Shades of green in this year’s budget

Posted by Laura Grant on February 21, 2008
Posted in Business, Green News

Finance Minister Trevor Manuel The Budget is going green it would seem. Not only were this year’s budget documents printed on Triple Green paper – chlorine free, biodegradable and comprising 60 percent sugar cane fibre – but the National Treasury actually went to the trouble of calculating its carbon footprint (it’s work since the beginning of this year apparently produced 38,000kg of carbon emissions). Indeed, Finance Minister Trevor Manuel announced in his 2008 Budget yesterday that the treasury has pledged to measure and reduce its environmental footprint and it calls on other government departments to take up the same challenge.

In his speech, Minister Manuel encouraged us all to work together to “adjust to an environmentally responsible future”. We have to take steps to change the legacy we leave our children, he said, and make adjustments to our growth path as a global community in response to the challenge of climate change and environmental responsibility.

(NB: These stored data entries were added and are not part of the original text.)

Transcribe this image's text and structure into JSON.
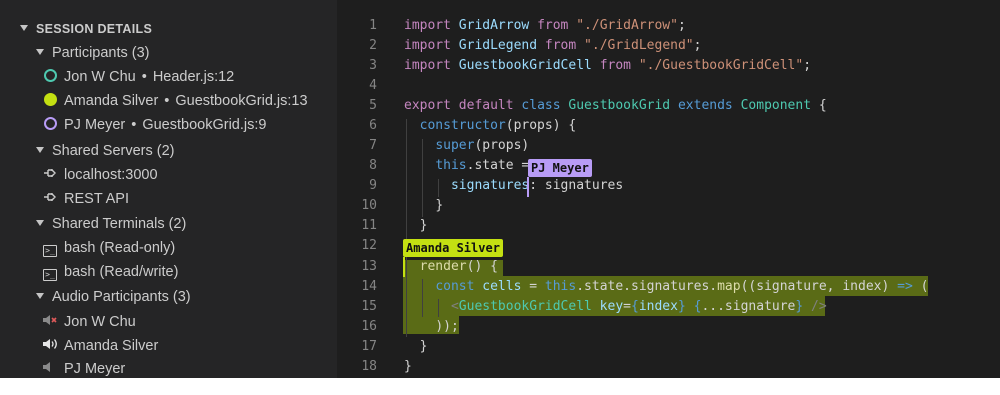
{
  "sidebar": {
    "title": "SESSION DETAILS",
    "participants": {
      "label": "Participants (3)",
      "items": [
        {
          "name": "Jon W Chu",
          "file": "Header.js:12",
          "color": "#4ec9b0"
        },
        {
          "name": "Amanda Silver",
          "file": "GuestbookGrid.js:13",
          "color": "#c4e012"
        },
        {
          "name": "PJ Meyer",
          "file": "GuestbookGrid.js:9",
          "color": "#b89cf6"
        }
      ]
    },
    "servers": {
      "label": "Shared Servers (2)",
      "items": [
        "localhost:3000",
        "REST API"
      ]
    },
    "terminals": {
      "label": "Shared Terminals (2)",
      "items": [
        "bash (Read-only)",
        "bash (Read/write)"
      ]
    },
    "audio": {
      "label": "Audio Participants (3)",
      "items": [
        {
          "name": "Jon W Chu",
          "state": "muted"
        },
        {
          "name": "Amanda Silver",
          "state": "speaking"
        },
        {
          "name": "PJ Meyer",
          "state": "listening"
        }
      ]
    },
    "separator": "•"
  },
  "editor": {
    "line_numbers": [
      "1",
      "2",
      "3",
      "4",
      "5",
      "6",
      "7",
      "8",
      "9",
      "10",
      "11",
      "12",
      "13",
      "14",
      "15",
      "16",
      "17",
      "18"
    ],
    "code": {
      "l1": {
        "kw": "import",
        "name": "GridArrow",
        "from": "from",
        "path": "\"./GridArrow\"",
        "end": ";"
      },
      "l2": {
        "kw": "import",
        "name": "GridLegend",
        "from": "from",
        "path": "\"./GridLegend\"",
        "end": ";"
      },
      "l3": {
        "kw": "import",
        "name": "GuestbookGridCell",
        "from": "from",
        "path": "\"./GuestbookGridCell\"",
        "end": ";"
      },
      "l5": {
        "export": "export",
        "default": "default",
        "class": "class",
        "name": "GuestbookGrid",
        "extends": "extends",
        "parent": "Component",
        "brace": "{"
      },
      "l6": {
        "fn": "constructor",
        "args": "(props) {"
      },
      "l7": {
        "kw": "super",
        "args": "(props)"
      },
      "l8": {
        "this": "this",
        "rest": ".state ="
      },
      "l9": {
        "prop": "signatures",
        "rest": ": signatures"
      },
      "l10": "}",
      "l11": "}",
      "l13": {
        "fn": "render",
        "rest": "() {"
      },
      "l14": {
        "const": "const",
        "var": "cells",
        "eq": " = ",
        "this": "this",
        "chain": ".state.signatures.",
        "map": "map",
        "args": "((signature, index) ",
        "arrow": "=>",
        "paren": " ("
      },
      "l15": {
        "open": "<",
        "tag": "GuestbookGridCell",
        "attr": " key",
        "eq": "=",
        "b1": "{",
        "v1": "index",
        "b2": "}",
        "sp": " ",
        "b3": "{",
        "spread": "...signature",
        "b4": "}",
        "close": " />"
      },
      "l16": "));",
      "l17": "}",
      "l18": "}"
    },
    "flags": {
      "amanda": "Amanda Silver",
      "pj": "PJ Meyer"
    },
    "colors": {
      "amanda": "#c4e012",
      "pj": "#b89cf6"
    }
  }
}
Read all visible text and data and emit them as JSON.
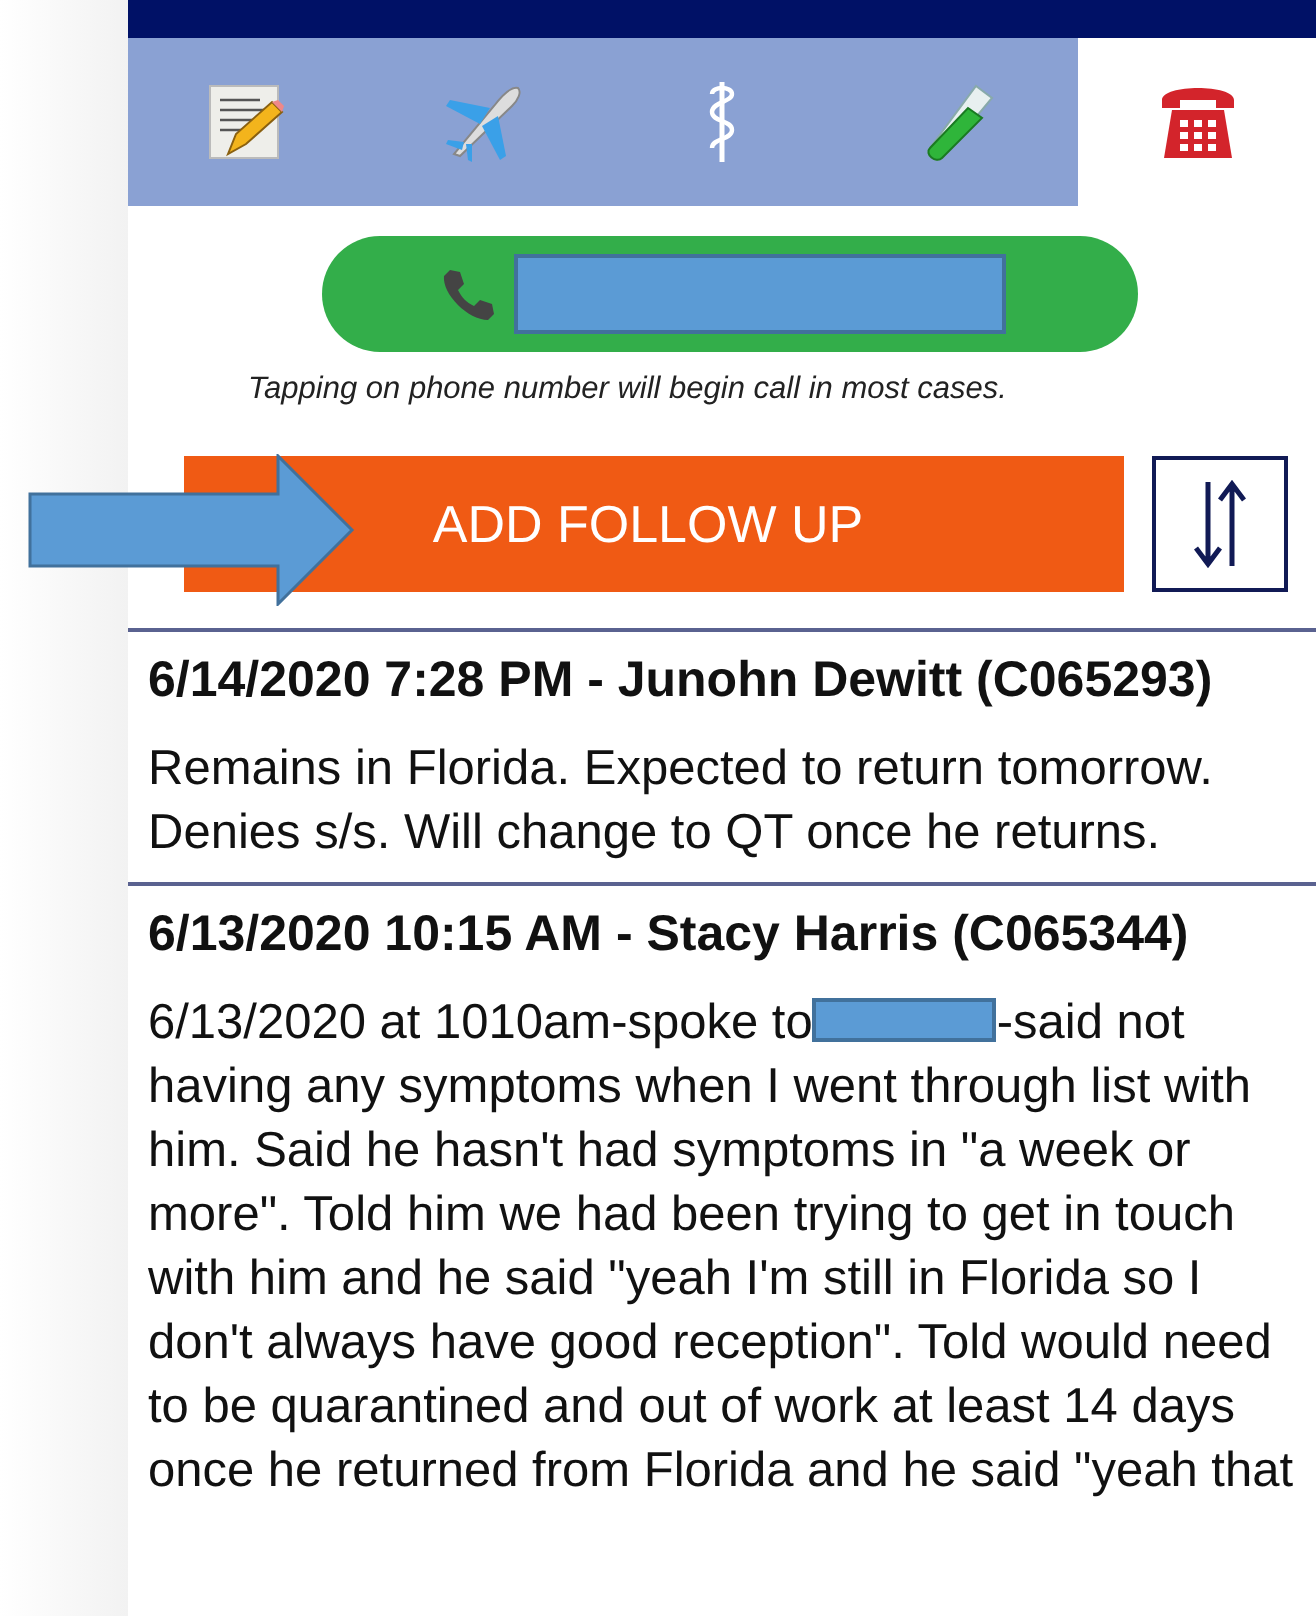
{
  "tabs": [
    {
      "selected": false
    },
    {
      "selected": false
    },
    {
      "selected": false
    },
    {
      "selected": false
    },
    {
      "selected": true
    }
  ],
  "call_button": {
    "number_redacted": true
  },
  "hint": "Tapping on phone number will begin call in most cases.",
  "add_button": "ADD FOLLOW UP",
  "notes": [
    {
      "header": "6/14/2020 7:28 PM - Junohn Dewitt (C065293)",
      "body_before": "Remains in Florida. Expected to return tomorrow. Denies s/s. Will change to QT once he returns."
    },
    {
      "header": "6/13/2020 10:15 AM - Stacy Harris (C065344)",
      "body_before": "6/13/2020 at 1010am-spoke to",
      "redacted": true,
      "body_after": "-said not having any symptoms when I went through list with him. Said he hasn't had symptoms in \"a week or more\". Told him we had been trying to get in touch with him and he said \"yeah I'm still in Florida so I don't always have good reception\". Told would need to be quarantined and out of work at least 14 days once he returned from Florida and he said \"yeah that"
    }
  ]
}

Last year’s Intergovernmental Panel on Climate Change (IPCC) report put paid to any doubts that may have lingered about the effects human activity is having on the global climate, and its projections of what the consequences of inaction are likely to be were grim. South Africa is one of the countries that is expected to be hit hard.

The minister said that the findings of the IPCC had added impetus to the need for policy change. “Options that will now come under scrutiny for implementation include the use of emission charges and tradable permits, tax incentives for cleaner production technologies and reform of the existing vehicle taxes to encourage fuel efficiency,” he said. A proposal to encourage biodiversity conservation by private landowners through an income tax deduction is also under consideration.

He said that much needed to be done to develop specific and practical measures to support sustainable development, both on the tax and spending side of the budget and he encouraged “energetic debate” in this regard.

The energy crisis has also played a large part in this shift towards a greener future. The minister said that careful thought needs to be given to the fiscal measures the country adopts in response to the electricity shortage and that time is needed to “absorb and assess reform options more fully”.

He said: “We have an opportunity over the decade ahead to shift the structure of our economy towards greater energy efficiency, and more responsible use of our natural resources and relevant resource-based knowledge and expertise. Our economic growth over the next decade and beyond cannot be built on the same principles and technologies, the same energy systems and the same transport modes, that we are familiar with today.”

This all sounds very promising. The minister even said that a shift towards a more energy-efficient economy would be positive for employment creation. But R60-billion is proposed to support the financing of Eskom’s investment programme over the next five years. This entails returning to service three decommissioned coal-fired power stations and the building to two huge new 4,500MW coal-fired plants, among other things. Government has set aside only R2-billion over the next three years for energy efficiency, renewable energy, the installation of energy-saving devices and co-generation projects.

To encourage households and businesses to reduce their electricity consumption, a new levy will be introduced this year. Those that fail to lower their consumption by 10 percent will be charged 2 cents per kilowatt hour. No details were given in the budget speech to clarify what consumption figures will be used as a baseline from which the 10 percent reductions will be calculated. Reports on Talk Radio 702 yesterday indicated that it was likely to be based on 2007 consumption figures. This levy is expected to raise about R2-billion in 2008/9 and R4-billion a year thereafter. Let’s hope this money doesn’t end up paying for more dirty coal-fired power plants – the renewable energy budget could do with a boost.